Stop this lens down 1-1.5 stops and it's super sharp. Wide open it's useable, but only very minimally as it is not very sharp. I find the colors to be vibrant, accurate, and crisp on a 10D.

This lens has become a favorite of mine for general indoor close-up photography.

Canon EF 100-400mm f/4.5-5.6L IS USM

Review Date: Mar 3, 2005 Recommend? yes | Price paid: $1,400.00 | Rating: 8 

Pros: Sharp images, very good color rendition, IS works great, wide zoom range.
Push/pull zoom is unbearably awkward! Front heavy and unbalanced when fully zoomed out on a 10D. A slow F/5.6 aperture starting around 250mm. A bit soft wide-open @ 400mm, but not bad.

I primarily wanted this lens for bird photography, and I had just sold a Sigma 100-300mm F/4 to purchase the Canon 100-400 L. Although the Sigma produced excellent pictures, I usually hand-hold my camera and hike around searching for birds. Thus the addition of the IS function and prospect of a (slightly) lighter lens, were the reasons for selling the Sigma and buying the Canon.

After reading countless reviews of this lens, I believed I could get past the push/pull zoom. However in reality, I could not. When using it to photograph small birds, it was difficult to locate the bird in the viewfinder, then zoom in on them for the picture (my preferred method when using zooms on small birds). The required 'pushing' motion was simply too much to keep the subject in the viewfinder. As an alternative, I tried keeping the lens fully zoomed (or at least in the 300-400mm range) most of the time but found the lens to be quite unbalanced and awkward to carry around on my 10D. Although this may seem like a minor ‘nit’, I found this constraint inhibited my abilities to take photos the way I wanted to, and the lens just never felt “comfortable” to use as a result.

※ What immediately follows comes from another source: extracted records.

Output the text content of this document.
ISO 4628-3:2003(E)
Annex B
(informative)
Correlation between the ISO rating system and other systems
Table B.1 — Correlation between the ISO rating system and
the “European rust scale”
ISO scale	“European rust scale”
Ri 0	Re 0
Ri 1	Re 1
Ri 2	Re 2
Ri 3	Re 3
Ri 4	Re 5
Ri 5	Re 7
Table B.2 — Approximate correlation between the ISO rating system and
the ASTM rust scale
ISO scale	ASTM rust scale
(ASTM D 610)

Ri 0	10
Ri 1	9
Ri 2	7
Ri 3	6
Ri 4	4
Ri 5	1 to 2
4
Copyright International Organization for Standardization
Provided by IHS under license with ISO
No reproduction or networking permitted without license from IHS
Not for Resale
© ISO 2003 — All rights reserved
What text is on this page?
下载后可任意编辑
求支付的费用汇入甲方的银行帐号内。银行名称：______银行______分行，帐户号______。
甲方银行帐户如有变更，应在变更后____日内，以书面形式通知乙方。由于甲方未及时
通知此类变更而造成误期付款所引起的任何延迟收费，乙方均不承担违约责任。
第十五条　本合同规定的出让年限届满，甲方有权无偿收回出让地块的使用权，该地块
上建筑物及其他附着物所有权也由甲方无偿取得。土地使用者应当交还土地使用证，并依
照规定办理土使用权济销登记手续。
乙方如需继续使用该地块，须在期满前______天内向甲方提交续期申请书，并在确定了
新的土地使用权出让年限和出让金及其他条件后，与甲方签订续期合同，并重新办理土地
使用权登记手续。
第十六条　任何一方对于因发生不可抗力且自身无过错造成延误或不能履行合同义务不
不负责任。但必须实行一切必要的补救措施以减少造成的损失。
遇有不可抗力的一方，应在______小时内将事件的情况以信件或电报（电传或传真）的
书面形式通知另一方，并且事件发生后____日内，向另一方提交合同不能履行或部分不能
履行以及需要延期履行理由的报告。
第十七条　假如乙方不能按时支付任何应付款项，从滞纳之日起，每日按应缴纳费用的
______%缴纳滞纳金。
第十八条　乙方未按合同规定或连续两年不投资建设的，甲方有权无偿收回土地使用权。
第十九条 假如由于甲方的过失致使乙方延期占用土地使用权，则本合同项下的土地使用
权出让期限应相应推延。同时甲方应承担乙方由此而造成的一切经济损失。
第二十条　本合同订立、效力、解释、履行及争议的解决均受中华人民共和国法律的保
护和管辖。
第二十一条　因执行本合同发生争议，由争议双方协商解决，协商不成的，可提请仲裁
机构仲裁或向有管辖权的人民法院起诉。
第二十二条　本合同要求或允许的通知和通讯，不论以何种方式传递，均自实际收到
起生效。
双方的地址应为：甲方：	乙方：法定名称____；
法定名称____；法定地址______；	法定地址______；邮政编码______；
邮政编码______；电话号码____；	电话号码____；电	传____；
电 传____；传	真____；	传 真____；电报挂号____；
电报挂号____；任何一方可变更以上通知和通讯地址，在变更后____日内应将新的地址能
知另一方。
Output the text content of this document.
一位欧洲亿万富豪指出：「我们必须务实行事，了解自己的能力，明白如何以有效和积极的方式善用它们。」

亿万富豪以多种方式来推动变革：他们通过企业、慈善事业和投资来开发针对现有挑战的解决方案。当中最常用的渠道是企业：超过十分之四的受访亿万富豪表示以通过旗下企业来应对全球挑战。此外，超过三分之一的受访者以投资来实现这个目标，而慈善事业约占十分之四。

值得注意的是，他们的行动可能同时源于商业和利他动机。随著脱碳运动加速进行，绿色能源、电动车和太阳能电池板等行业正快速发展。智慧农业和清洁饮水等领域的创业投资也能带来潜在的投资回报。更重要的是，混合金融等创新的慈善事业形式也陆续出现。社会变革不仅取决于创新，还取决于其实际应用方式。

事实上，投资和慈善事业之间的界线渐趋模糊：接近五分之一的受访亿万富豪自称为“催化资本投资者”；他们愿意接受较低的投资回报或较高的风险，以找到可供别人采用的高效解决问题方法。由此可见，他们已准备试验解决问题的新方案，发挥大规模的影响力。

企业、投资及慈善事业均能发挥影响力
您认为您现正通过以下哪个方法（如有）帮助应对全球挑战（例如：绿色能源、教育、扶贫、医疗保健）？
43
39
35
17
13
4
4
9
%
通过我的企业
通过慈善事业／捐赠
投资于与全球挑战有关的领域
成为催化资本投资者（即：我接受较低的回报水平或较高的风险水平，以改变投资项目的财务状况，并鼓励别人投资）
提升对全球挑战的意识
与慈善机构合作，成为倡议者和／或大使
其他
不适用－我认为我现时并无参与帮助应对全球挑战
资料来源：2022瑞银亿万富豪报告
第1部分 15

I love the flexibility of zoom lens, but when I went back and reviewed the 400+ bird pictures I had taken last year, I not surprisingly, found that 99% of them were taken at full zoom with my 100-300mm Sigma lens. That observation led me to realize that I should not settle for a lens I would rarely zoom, nor felt totally at ease using. Thus, I sold the 100-400 for Canon's 300 F/4 IS L. I find this lens to be a much better alternative for me because it is lighter, a full stop faster at 300mm, and much less awkward to use. Even when used with a 1.4X TC, the 300 L is lighter and feels much more balanced.

Although I parted with the 100-400 L, it did produce very good images. The IS function worked great and really added to the flexibility of the lens. As with most photographers, I suspect image quality is the number one priority of any lens we use. Although this is certainly the case with me, I found out how important the “usability” factor of a lens is too. I realize this is strictly a personal preference however, so given that recognition, I would still recommend this lens to others- it just didn't suit my needs or shooting technique.